I’m not the be all


I was reading a magazine today and someone was talking about how for a long time they felt that everything they did affected others, even when it was not about them or when it was something out of their control.  I little light went off in my head and I thought bingo, that’s me.  No wonder I feel like I have to be perfect, no wonder I think I need to make others happy, no wonder I feel guilty and wonder what I did or said wrong when I haven’t even seen someone all week.  She also mentioned how truely selfish she felt for feeling this way.  This is me, more times than none.  A friend will be short or not be herself and all I’ll think is , what did I do?  Should I not have made that comment about her?  should I not have spoken the truth?  was I supposed to do something and I forgot.  All me, me, me.  Never thinking, I should ask her what’s up.

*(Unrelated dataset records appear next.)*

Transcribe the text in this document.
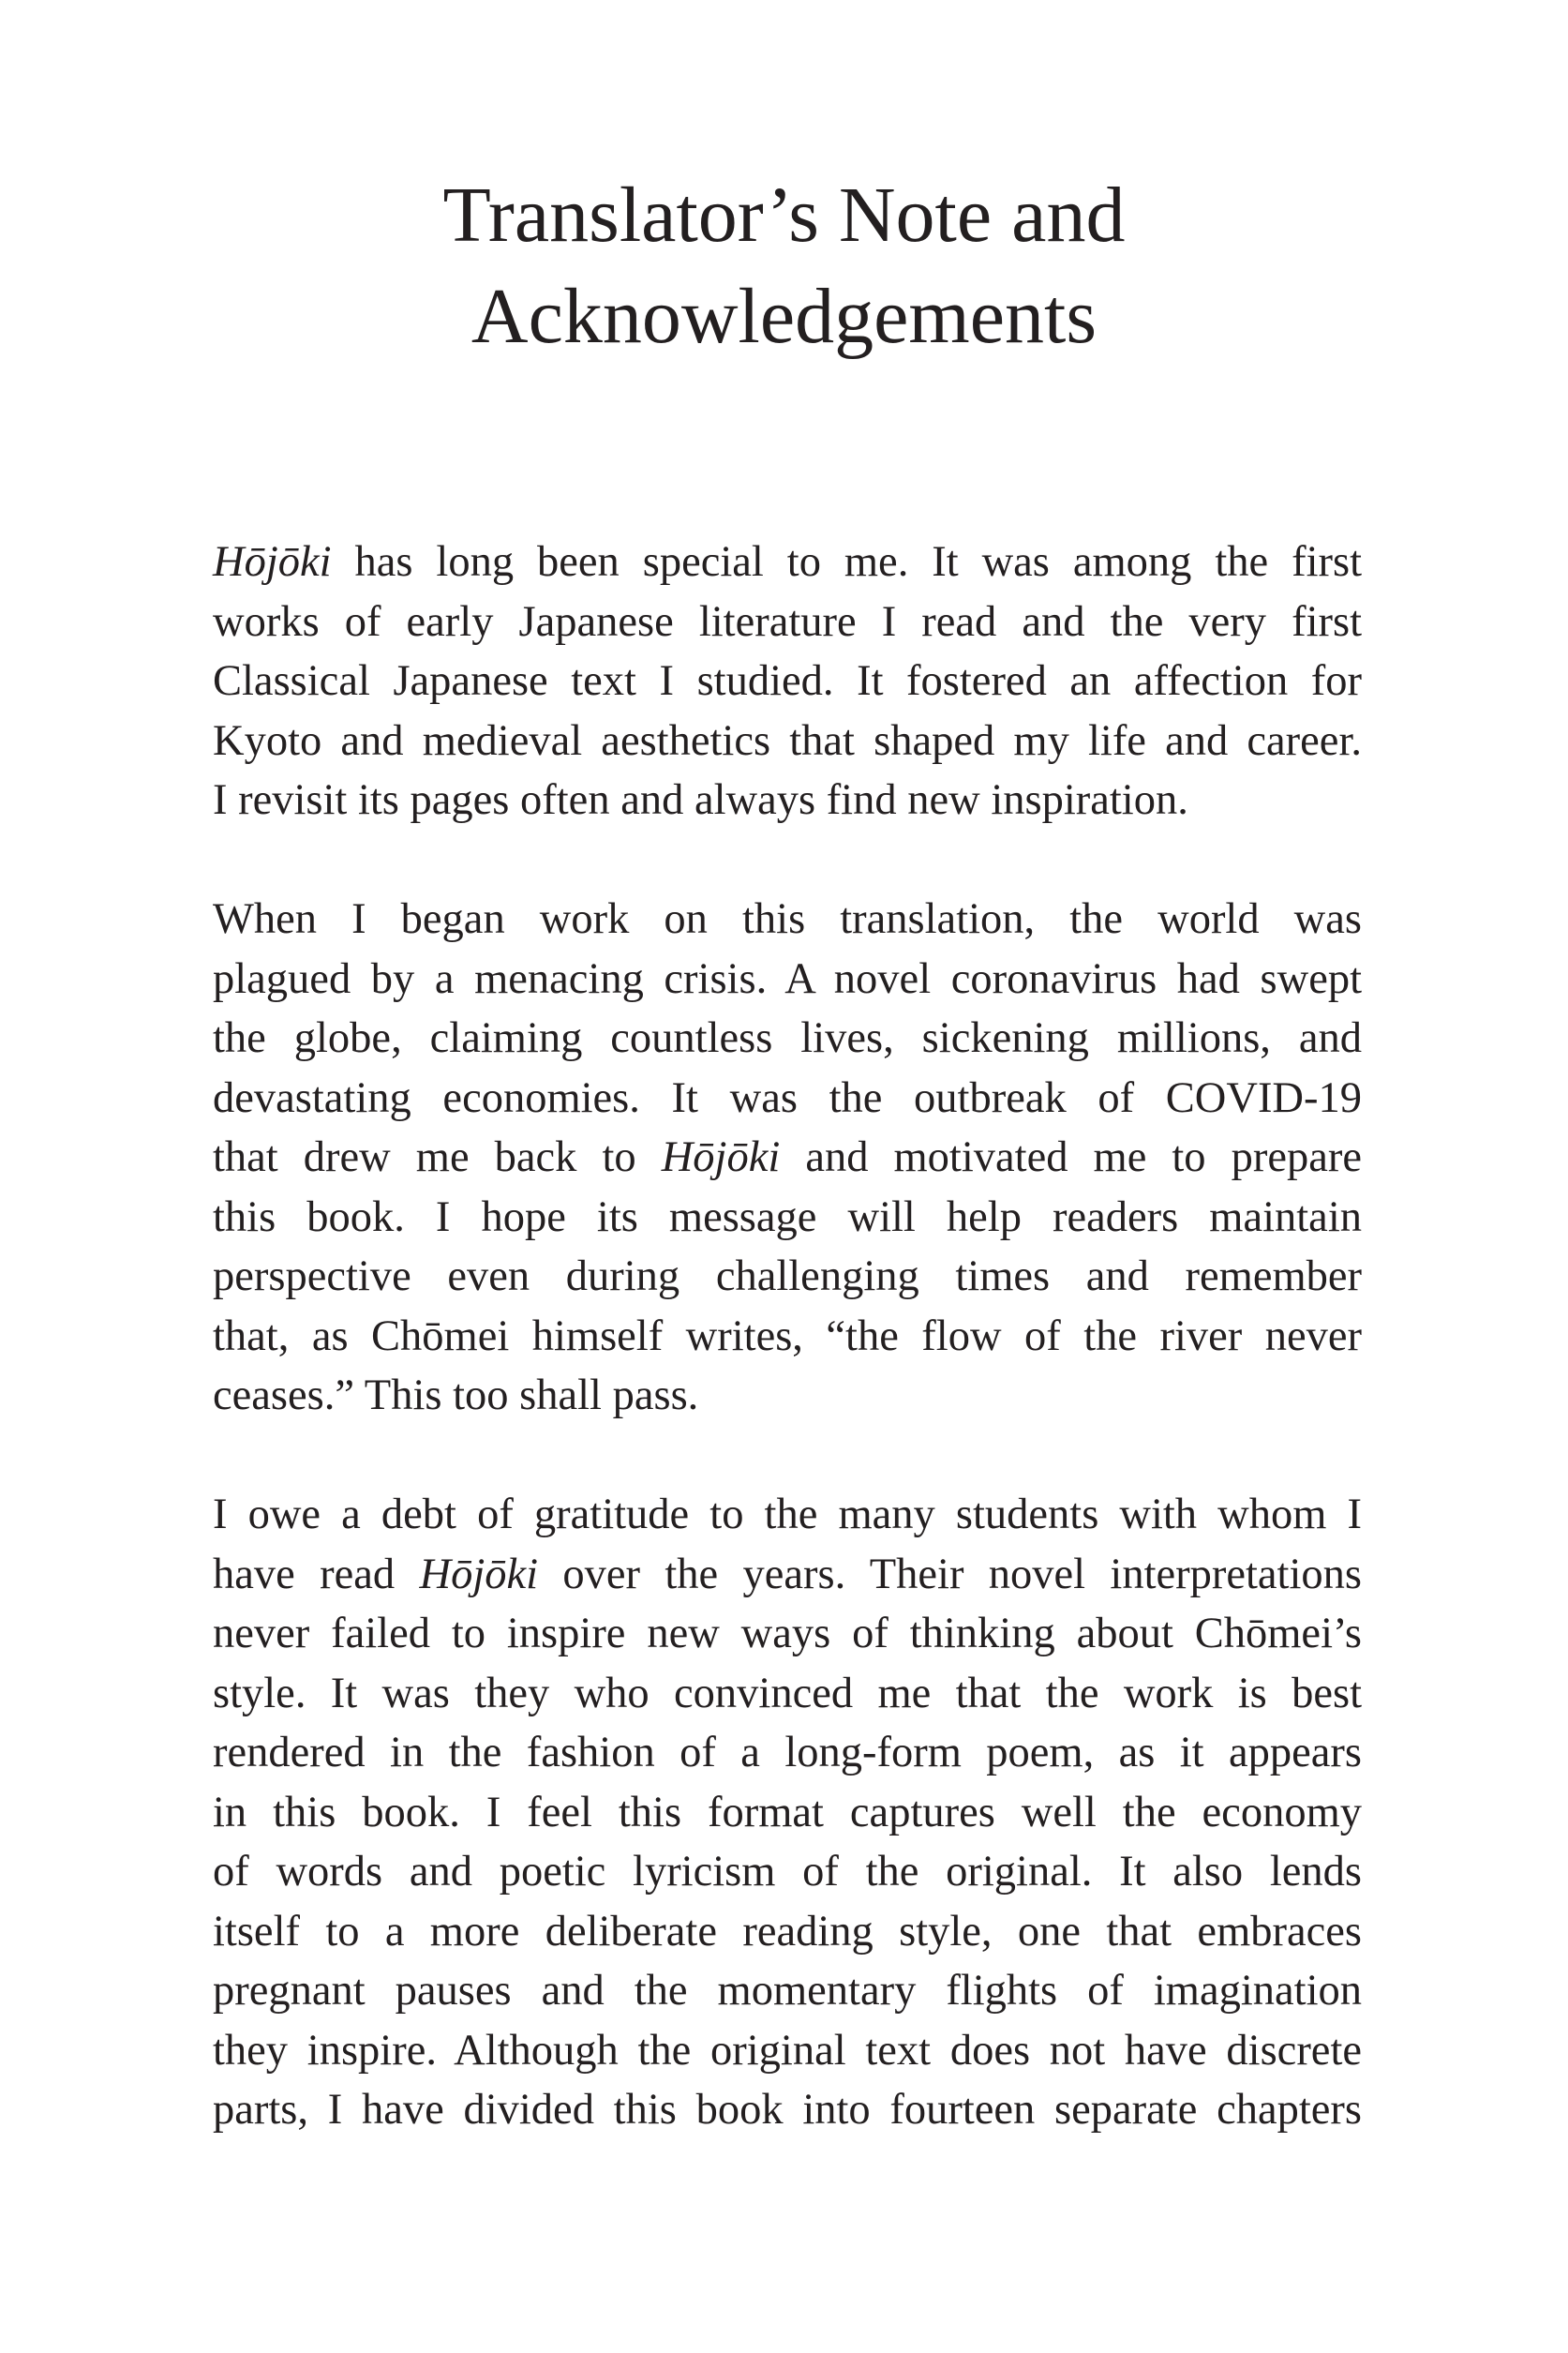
Translator’s Note and
Acknowledgements
Hōjōki has long been special to me. It was among the first
works of early Japanese literature I read and the very first
Classical Japanese text I studied. It fostered an affection for
Kyoto and medieval aesthetics that shaped my life and career.
I revisit its pages often and always find new inspiration.
When I began work on this translation, the world was
plagued by a menacing crisis. A novel coronavirus had swept
the globe, claiming countless lives, sickening millions, and
devastating economies. It was the outbreak of COVID-19
that drew me back to Hōjōki and motivated me to prepare
this book. I hope its message will help readers maintain
perspective even during challenging times and remember
that, as Chōmei himself writes, “the flow of the river never
ceases.” This too shall pass.
I owe a debt of gratitude to the many students with whom I
have read Hōjōki over the years. Their novel interpretations
never failed to inspire new ways of thinking about Chōmei’s
style. It was they who convinced me that the work is best
rendered in the fashion of a long-form poem, as it appears
in this book. I feel this format captures well the economy
of words and poetic lyricism of the original. It also lends
itself to a more deliberate reading style, one that embraces
pregnant pauses and the momentary flights of imagination
they inspire. Although the original text does not have discrete
parts, I have divided this book into fourteen separate chapters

Maybe it’s her husband, or kids, or family, or job or finances, or health.  I mean how can someone be so self centered? I think sometimes it’s because it’s easy to have control when you make yourself the main issue.  I won’t lose my perfection appearance if I never get under the main level and to the problem at hand.  I don’t want to get too involved because then I’ll have to open myself and be vulenerable to hurt and dissappointment.  I sometimes think my friends or family will get mad at me or tired of me and just drop me.  I think that comes from divorced parents and the feeling of abandenment.  It was amazing to feel like I could lift this weight and really start to pay attention to my friend, family, people I know.  To not think me or how am I involved in this but to listen and just be there for others.  Perfection is fleeting.